《私のビジネス日記帳》日本流ラグジュアリーとは? 生駒芳子

2023/09/27 06:25 更新


 ラグジュアリーブランドを束ねるヨーロッパ発のコングロマリットに続いて、つい最近、アメリカからも複数のブランドを束ねるタペストリー社が名乗りを上げ、ラグジュアリーブランド買収合戦は加熱するばかりだ。富裕層マーケットの拡大と、インスタグラムなどSNSでの日常的なブランド・アピール効果も伴って、ラグジュアリーマーケットは活況を呈している。

 ラグジュアリーブランドが提供するものは、高品質のものづくりと、最先端のアートやファッションを取り込んだ高い美意識を宿したライフスタイル。彼らが今、最も注目しているのが、日本のものづくり、伝統工芸、アート、漫画、自然資源だ。

 だとするならば、この国で、ファッションやアート、ものづくりに携わる人々の使命は、日本流のラグジュアリーを〝発明〟することではないか。実は、世界市場を席巻するスティーブ・ジョブズやイーロン・マスクらIT世界の先駆者は、禅や〝わびさび〟、瞑想(めいそう)、伝統工芸に入れ込んできた。彼らはそこに、未来の豊かさを見ているのだ。

 私自身、12年前に伝統工芸に出会い、未来を感じて、日本流ラグジュアリーを目指すブランドを手がけている。自然をめでる。丁寧なものづくり。
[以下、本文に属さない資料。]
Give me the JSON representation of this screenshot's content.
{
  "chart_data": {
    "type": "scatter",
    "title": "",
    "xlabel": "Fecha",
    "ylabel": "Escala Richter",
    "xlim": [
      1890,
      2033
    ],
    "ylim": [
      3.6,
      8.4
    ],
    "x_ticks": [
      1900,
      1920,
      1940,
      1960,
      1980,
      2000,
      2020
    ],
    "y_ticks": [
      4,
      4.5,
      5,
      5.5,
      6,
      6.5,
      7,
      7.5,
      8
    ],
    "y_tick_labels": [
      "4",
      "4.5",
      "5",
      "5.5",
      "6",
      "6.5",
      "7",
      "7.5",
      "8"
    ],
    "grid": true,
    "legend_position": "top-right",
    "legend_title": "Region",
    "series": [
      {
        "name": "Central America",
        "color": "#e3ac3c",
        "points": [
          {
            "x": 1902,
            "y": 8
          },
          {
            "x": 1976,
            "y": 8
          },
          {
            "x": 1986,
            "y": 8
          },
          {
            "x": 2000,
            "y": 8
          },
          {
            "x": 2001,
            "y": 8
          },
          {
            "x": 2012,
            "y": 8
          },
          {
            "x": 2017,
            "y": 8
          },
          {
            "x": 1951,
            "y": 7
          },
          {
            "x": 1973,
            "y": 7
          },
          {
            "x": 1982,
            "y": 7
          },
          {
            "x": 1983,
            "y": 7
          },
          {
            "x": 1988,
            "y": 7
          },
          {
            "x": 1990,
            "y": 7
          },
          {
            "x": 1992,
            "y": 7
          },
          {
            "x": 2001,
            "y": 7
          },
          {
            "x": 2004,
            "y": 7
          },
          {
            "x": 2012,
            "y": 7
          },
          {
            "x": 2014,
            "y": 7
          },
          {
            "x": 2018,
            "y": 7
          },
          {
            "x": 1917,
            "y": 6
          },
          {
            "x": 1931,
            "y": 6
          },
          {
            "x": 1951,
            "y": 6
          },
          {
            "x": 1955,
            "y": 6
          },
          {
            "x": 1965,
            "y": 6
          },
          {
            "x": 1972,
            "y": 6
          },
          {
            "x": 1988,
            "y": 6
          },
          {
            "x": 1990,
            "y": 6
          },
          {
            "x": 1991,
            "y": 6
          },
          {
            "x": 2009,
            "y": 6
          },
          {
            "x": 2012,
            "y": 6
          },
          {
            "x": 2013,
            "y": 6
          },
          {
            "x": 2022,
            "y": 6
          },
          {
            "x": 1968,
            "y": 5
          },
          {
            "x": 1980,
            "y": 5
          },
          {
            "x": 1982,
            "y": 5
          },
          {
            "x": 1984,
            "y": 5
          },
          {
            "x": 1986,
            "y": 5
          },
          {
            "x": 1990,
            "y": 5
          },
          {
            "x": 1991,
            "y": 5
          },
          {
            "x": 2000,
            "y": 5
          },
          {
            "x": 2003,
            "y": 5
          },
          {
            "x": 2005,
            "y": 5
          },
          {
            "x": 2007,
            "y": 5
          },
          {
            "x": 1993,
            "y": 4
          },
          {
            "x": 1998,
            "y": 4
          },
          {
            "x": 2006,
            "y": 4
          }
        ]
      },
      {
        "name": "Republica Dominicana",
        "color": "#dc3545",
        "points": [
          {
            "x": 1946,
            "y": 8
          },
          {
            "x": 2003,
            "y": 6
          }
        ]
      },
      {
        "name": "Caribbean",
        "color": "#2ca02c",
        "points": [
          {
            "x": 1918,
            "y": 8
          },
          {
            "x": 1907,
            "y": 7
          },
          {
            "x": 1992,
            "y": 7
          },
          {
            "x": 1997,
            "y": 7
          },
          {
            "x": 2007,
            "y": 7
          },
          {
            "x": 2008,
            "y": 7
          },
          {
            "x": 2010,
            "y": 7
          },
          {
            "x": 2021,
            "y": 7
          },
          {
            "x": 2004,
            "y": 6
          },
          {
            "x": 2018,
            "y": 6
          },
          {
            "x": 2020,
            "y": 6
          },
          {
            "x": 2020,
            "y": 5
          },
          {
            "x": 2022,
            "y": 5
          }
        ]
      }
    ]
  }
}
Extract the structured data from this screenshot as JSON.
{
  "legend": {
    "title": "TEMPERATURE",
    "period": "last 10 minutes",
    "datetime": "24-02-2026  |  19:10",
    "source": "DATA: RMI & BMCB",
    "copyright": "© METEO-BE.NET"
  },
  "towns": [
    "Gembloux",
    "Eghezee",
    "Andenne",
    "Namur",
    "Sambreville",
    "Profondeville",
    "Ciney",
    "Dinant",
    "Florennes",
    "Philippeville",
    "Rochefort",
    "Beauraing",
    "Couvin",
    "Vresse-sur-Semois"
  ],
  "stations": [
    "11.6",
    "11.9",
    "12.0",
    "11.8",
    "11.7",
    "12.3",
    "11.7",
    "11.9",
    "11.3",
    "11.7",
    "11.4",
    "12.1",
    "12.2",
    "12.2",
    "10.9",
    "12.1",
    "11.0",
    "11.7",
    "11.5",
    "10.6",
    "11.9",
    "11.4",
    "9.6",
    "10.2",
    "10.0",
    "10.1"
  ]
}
人々の心の奥に触れる深い精神性と芸術性を宿した新たなラグジュアリーブランドが、ここ日本からこそ飛び立つべきであるとそう信じている。

(ファッション・アート・伝統工芸プロデューサー)

「私のビジネス日記帳」はファッションビジネス業界を代表する経営者・著名人に執筆いただいているコラムです。